A recent study raised the question of whether global warming trends will affect crops during their reproductive time and hence the yields of four major food sources for the world. They are maize (corn), rice, wheat, and soy. The study by Stanford’s Sharon Gourdji states that “Crop breeders need to think carefully about how to incorporate heat tolerance, particularly during the flowering period, into wheat, maize and rice.” She succinctly presents the issue and the potential impacts in this short video.
The warming climate affects crop production in several ways. Photosynthesis is speeded up due to higher temperatures and CO2 levels. Rainfall patterns are changed leading to changes in farming due to reduced or enhanced precipitation. Gourdji’s teammate David Lobell and others showed that crop production growth worldwide has been negatively impacted by these climate changes in the last 30 years.
This study did not discuss how these climate changes might affect future worldwide food availability. To do that kind of modeling requires much more data and mathematical complexity. Instead, the researchers focused on a more narrow question. Other scientists have published data for the critical high temperatures beyond which a crop is damaged during the flowering stage. For wheat the threshold is 34°C, maize is 35°C, rice 36°C and soybean 39°C. FYI…human body temperature is normally 37°C.
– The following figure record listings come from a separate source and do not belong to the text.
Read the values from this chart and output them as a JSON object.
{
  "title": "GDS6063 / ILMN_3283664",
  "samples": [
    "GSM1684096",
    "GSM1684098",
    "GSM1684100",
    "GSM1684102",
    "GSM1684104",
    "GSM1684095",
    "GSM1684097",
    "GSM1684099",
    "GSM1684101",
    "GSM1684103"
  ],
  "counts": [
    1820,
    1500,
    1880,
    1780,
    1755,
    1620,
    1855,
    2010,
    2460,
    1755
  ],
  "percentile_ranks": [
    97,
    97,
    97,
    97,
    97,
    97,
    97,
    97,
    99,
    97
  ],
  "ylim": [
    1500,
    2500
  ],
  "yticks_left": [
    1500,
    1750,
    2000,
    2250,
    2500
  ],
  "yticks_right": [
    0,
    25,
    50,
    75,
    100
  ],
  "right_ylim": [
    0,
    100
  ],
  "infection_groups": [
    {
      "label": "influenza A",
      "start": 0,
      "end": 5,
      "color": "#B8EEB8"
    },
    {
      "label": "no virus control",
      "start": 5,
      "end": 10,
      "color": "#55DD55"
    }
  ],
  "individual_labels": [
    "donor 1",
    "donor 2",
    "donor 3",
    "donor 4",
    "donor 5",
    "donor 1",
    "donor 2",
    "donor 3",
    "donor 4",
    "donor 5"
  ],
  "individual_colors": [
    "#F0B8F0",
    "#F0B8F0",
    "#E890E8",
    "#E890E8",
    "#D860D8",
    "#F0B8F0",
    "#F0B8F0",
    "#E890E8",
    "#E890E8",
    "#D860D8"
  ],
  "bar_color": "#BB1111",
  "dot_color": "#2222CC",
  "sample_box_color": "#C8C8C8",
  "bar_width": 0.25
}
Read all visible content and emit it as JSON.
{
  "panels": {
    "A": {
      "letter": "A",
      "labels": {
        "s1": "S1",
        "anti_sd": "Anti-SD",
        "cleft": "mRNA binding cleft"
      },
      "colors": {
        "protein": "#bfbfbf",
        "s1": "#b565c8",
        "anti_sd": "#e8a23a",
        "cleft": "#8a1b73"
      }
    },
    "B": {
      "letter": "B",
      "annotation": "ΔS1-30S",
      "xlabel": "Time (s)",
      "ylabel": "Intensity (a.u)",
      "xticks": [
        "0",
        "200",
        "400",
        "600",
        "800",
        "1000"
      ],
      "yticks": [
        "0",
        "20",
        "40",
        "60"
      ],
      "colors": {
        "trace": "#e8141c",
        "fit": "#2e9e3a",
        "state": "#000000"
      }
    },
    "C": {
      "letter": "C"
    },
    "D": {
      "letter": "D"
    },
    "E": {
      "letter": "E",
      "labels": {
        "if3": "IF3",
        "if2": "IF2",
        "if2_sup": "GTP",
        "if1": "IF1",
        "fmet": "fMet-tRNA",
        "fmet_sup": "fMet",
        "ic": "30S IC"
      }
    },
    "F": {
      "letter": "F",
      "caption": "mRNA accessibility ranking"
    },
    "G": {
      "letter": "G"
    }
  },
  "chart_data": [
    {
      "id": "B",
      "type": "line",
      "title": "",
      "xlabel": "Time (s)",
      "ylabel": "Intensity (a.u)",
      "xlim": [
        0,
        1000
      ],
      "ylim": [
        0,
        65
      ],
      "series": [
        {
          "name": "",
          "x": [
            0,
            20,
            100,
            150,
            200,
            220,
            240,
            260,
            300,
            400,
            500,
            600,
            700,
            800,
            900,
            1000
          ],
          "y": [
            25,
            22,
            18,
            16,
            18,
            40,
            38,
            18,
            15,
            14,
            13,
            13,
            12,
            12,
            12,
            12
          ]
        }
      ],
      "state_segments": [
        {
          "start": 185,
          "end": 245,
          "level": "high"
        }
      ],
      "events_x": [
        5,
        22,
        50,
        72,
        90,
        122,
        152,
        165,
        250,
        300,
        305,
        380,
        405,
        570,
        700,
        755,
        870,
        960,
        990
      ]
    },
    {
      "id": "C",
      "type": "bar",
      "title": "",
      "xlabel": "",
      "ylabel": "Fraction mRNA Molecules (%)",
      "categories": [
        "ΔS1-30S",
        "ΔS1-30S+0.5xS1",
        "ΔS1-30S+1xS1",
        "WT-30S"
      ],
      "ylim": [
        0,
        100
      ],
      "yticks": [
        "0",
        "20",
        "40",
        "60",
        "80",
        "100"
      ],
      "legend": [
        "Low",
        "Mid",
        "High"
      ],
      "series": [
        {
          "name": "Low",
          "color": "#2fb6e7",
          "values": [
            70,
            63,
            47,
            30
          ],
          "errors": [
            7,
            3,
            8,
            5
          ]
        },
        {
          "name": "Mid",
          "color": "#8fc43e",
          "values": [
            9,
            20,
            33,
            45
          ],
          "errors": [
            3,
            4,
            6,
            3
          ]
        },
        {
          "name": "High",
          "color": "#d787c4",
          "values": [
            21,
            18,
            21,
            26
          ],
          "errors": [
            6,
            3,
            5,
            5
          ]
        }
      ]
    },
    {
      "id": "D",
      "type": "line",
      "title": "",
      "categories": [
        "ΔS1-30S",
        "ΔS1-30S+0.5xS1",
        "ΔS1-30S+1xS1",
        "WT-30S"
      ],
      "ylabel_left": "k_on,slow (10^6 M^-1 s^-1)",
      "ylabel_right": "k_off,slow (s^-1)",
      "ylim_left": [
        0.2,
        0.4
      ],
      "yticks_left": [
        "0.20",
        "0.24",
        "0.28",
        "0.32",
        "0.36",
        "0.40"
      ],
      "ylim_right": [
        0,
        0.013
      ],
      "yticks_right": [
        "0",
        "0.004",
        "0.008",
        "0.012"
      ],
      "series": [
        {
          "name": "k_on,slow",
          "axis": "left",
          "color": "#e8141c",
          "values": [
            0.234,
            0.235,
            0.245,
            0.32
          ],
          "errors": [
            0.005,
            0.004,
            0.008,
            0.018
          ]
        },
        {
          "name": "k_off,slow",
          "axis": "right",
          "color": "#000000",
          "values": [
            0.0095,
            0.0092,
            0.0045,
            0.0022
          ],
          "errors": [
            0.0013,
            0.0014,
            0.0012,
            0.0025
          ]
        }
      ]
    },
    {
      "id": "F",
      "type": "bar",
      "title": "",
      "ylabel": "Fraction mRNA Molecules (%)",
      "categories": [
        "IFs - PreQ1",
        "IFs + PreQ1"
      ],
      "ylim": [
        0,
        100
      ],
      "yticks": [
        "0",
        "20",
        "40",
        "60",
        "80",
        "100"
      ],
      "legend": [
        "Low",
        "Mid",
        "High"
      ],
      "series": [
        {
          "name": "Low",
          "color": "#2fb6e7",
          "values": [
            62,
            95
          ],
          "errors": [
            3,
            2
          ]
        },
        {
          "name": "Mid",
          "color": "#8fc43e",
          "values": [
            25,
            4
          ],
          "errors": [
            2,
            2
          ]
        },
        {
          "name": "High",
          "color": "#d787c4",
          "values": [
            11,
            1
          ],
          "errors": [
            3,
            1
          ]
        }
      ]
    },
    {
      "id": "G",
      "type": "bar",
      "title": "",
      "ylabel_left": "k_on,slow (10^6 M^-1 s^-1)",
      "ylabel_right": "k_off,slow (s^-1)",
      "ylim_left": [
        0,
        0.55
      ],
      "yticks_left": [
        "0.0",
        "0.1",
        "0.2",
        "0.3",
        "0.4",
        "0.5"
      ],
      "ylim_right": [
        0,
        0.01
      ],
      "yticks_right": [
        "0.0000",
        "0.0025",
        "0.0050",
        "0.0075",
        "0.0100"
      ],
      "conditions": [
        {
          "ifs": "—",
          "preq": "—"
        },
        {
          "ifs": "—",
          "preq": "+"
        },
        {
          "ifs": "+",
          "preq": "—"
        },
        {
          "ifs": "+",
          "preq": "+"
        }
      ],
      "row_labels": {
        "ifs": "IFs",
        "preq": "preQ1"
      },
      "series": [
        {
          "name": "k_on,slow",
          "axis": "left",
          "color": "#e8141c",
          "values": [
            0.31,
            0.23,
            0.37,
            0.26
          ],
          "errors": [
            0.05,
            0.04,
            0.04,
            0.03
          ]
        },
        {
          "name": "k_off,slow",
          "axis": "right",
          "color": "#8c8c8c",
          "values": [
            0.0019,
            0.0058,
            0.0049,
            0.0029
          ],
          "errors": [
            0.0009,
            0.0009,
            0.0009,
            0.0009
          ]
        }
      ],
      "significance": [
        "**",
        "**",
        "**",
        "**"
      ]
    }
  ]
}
“We focused on extreme heat during flowering,” Sharon said. “This is one aspect of global environmental change that could be particularly risky for crops regardless of other more gradual changes that are taking place simultaneously. We identified a 30-day window between sowing and harvest that should include flowering, Then we simply counted the number of days over the critical high temperature threshold during the 30-day window for each crop, location and year in the study.
If crop yields are significantly reduced by excessive heat damage during flowering, the global crop production of four main food crops may cause widespread and increasi-ing challenges to feeding the people of the world.
Past and Future Trends
This chart shows the percentage of harvested acreage globally with at least 5 days exceeding the critical temperature threshold during the 30 day flowering reproductive interval. Past data includes 1980-2011 plotted points. Red points use the critical high temperatures noted above. For example, the maize red trend line begins at 12% using a 35˚ critical temperature. The orange points and trend line assume a hybrid of maize is developed and grown which has a critical high temperature of 36˚. It would be more tolerant to heat. The orange trend line starts at 7%, significantly lower. The amount of harvested maize exposed to damaging heat effects is reduced. Would this maize yield better? Probably.
One point of interest is how maize is relatively more affected by excess heat than soy. Also note, the future trends show a marked non-linear increase in the acreage exposed to excess heat due to global warming projections out to 2050. Dotted lines show a range of results from various other models.
While this study doesn’t make any links to the amount of each crop finally harvested, its findings underline the need for farmers to prepare to adapt. “National-level governments, particularly in tropical countries that grow a lot of wheat, maize and rice, need to think proactively about how to help farmers adapt to expected climate conditions in the next few decades.”